India’s water story has made real progress. The Jal Jeevan Mission has brought tap water to nearly eight out of every 10 rural households. While urban water supply is not without its challenges, at least there is intermittent supply in most towns and cities. However, the images of India’s water challenges are shifting. One is the village that still waits for a reliable connection, and the second is the city which floods every now and then due to erratic and heavy rain. In between the two, there is a missing middle — a vast, overlooked landscape which has both challenges and opportunities.

This is India’s peri-urban expanse: a zone where farmland and scattered habitations give way to factory sheds, and densely cluttered settlements. Over the last two decades, the number of Census towns has jumped from 1,362 to 3,784, a 178% increase. These are not villages anymore, but neither are they recognised as cities. Nowhere does this institutional limbo exact a higher price than in water and sanitation.
A middle ground
Take, for example, the Rawta village on the edge of Delhi. Residents here receive water through a pipeline at a common collection point, but only on alternate days, and that too between 7 p.m. and midnight. Families sacrifice sleep to fetch water. Private vendors selling water exploit this gap. Or consider Gurugram, where rural governance was abolished and peri-urban areas were placed under the municipal corporation which struggles with administrative inefficiencies.
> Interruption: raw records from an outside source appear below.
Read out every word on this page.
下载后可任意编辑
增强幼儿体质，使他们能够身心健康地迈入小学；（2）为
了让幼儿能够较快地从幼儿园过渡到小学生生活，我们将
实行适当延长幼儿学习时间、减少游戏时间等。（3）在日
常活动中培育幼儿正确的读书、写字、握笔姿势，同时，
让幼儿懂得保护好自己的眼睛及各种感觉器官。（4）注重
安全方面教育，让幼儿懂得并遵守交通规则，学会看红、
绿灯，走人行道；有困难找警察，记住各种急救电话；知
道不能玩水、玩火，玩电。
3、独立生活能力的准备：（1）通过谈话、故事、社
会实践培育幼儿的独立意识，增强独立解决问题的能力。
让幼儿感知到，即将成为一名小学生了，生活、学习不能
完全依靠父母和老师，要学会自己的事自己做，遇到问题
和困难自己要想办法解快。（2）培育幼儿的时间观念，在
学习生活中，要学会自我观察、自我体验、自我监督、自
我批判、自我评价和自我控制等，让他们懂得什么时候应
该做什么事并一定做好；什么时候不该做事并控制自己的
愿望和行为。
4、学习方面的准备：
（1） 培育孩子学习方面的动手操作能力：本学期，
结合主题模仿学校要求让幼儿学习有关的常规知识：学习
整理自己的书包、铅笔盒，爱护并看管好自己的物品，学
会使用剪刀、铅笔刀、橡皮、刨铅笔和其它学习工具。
Residents are left with the worst of both worlds: urban prices without urban services.

Moreover, such consequences ripple beyond convenience. In peri-urban Hyderabad, toxic leachate from waste dumps has contaminated groundwater. And when cities grow thirsty, they reach outward. The Bisalpur dam, originally built to irrigate Tonk and Sawai Madhopur, now prioritises Jaipur’s growing water demand, leaving downstream farmers to bear the cost. When water moves from rural to urban areas without accountable governance, the peri-urban becomes a zone of sacrifice.
Sanitation tells a similar story. Nearly 40 million urban households rely on on-site systems such as septic tanks. However, desludging is irregular — often only when tanks overflow — and illegal dumping of septage into rivers and open fields is routine. A single 5,000-litre tanker discharging its load into the open undoes the work of thousands of toilets constructed under the Swachh Bharat Mission.
By 2047, the country will need 230 million new housing units and 500 new cities. Today’s peri-urban fringe is tomorrow’s city centre. Whether we plan for it deliberately or inherit a legacy of chronic challenges is a choice one has to make right now.

A plan of action
That choice requires five clear actions. First, the governance vacuum has to be resolved. State governments must constitute Nagar Panchayats for all Census towns, as the 74th Constitutional Amendment envisioned. Where the transition has already occurred, functional capacity must follow legal reclassification. Small-scale experiments such as the multi-stakeholder platform in Sultanpur village, which brought together engineers, panchayat members and residents, show that accountability can be built when institutions are forced to coordinate. Second, drinking water sources must be secured at their origin itself. The Jal Jeevan Mission succeeded in expanding tap connections, but source sustainability needs relentless focus. This means protecting catchments from encroachment, preventing solid waste dumping, and adopting community-driven sanitary inspections of local water sources, an approach that has already worked in Maharashtra.
Third, there should be a Swachh Bharat Mission 3.0 with an explicit focus on peri-urban sanitation. This mission, ideally housed under the Ministry of Jal Shakti and leveraging rural employment guarantee schemes, should prioritise faecal sludge and septage management. Its priorities should be to build faecal sludge treatment plants where sewage treatment plants are beyond 15-20 km; deploy GPS-equipped desludging trucks to prevent illegal dumping; and introduce mini-cesspool vehicles for narrow lanes, as Berhampur in Odisha has done. Desludging costs, which can range from ₹1,500-₹6,000 per trip, should be folded into monthly water bills through a small sanitation levy.

Fourth, decentralised wastewater treatment technologies should be scaled up. Startups such as Indra Water and Tigreen have built modular, plug-and-play systems that treat used water close to its source, recovering over 95% of water with minimal land and energy use. But these remain at the incubation level. They need clear policy signals, single-window clearances for green industries, public procurement mandates, and government-backed guarantees that create a market for treated used water. Fifth, peri-urban water should be financed as strategic infrastructure. The Uttarakhand model — a blended finance structure combining State risk-bearing with World Bank concessional loans linked to disbursement indicators — offers a template. Similar mechanisms can extend to septage and decentralised treatment.
India’s water future will be decided in these zones. Peri-urban India has the numbers, the economic dynamism, and the demographic weight to demand better. If we act now, the missing middle can become the core: dense, thriving, and water-secure.
Parameswaran Iyer is Executive Director at the World Bank. Arunabha Ghosh is CEO at the Council on Energy, Environment and Water (CEEW). Richard Damania is Chief Economic Advisor in the Planet Vice Presidency of the World Bank. They are the co-authors of ‘Water, Nature, Progress: Solutions for a New India’. Views expressed are personal.